Bunun Avrupa’da güçlü tepkilere yol açtığının farkındayım, süreçteki yavaşlamanın ya da Avrupa’daki isteksizliğin Türkiye’de yakın geçmişte gözlenen kimi yönelim değişikliklerinin kökenindeki baş faktör olduğunu da düşünmüyorum. Gördüğümüz şey, Türkiye’nin içindeki demokratik bir çatışma. Ancak bu, kaçınılmaz bir şekilde Türk halkının Avrupa’ya bakışını etkileyecek. Eğer kendilerini Avrupa ailesinin bir parçası gibi hissetmezlerse, o zaman elbette ki işbirliği ve dostluğu başka yerlerde arayacaklardır.

Nükleer konu üzerinde İran’la bir anlaşma için arabuluculuk yapma teşebbüsü gibi, bazı şeyler talihsizdi. Bunların arkasındaki motivasyonun, Türkiye’nin İran’la uzun bir sınıra sahip olması ve bölgede hiçbir çatışma istememesi olduğuna inanıyorum. Ayrıca kendisini yükselen güç olarak gören Brezilya ile birlikte bir güç gösterisi amaçlanmış da olabilir.

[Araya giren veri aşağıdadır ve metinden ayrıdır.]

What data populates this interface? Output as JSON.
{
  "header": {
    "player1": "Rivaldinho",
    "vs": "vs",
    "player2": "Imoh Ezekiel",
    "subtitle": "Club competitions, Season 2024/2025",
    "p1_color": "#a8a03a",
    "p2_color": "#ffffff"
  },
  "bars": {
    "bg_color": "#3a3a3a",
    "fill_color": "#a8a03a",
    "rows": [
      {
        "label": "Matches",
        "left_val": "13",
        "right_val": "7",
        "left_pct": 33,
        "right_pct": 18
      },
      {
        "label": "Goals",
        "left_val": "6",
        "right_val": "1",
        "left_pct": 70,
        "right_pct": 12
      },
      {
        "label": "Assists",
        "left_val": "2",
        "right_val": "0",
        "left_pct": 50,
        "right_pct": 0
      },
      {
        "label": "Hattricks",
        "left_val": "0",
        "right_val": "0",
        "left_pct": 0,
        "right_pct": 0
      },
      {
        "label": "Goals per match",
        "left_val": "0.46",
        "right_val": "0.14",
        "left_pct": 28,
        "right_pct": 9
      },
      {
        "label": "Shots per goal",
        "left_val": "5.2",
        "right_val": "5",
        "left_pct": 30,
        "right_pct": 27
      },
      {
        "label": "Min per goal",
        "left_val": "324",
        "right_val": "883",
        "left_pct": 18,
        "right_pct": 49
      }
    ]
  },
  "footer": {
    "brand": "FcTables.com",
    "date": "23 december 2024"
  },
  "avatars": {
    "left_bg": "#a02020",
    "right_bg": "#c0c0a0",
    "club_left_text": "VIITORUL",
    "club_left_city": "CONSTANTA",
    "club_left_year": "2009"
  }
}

Yapabileceğimiz, bağı sürdürmek ve büyük Müslüman demokrasi olan Türkiye’nin özel doğasına karşı korkuyla hareket etmek yerine saygı göstererek Batı’yla entegrasyonun yararlarını ortaya koymaktır. Evrensel haklara ve devletin laikliğine saygı gösteren bir İslam’ı temsil etmeyi başarırlarsa ve İslam dünyasında pozitif bir etkiye sahip olabilirlerse, bu bizim için potansiyel olarak çok iyi olur.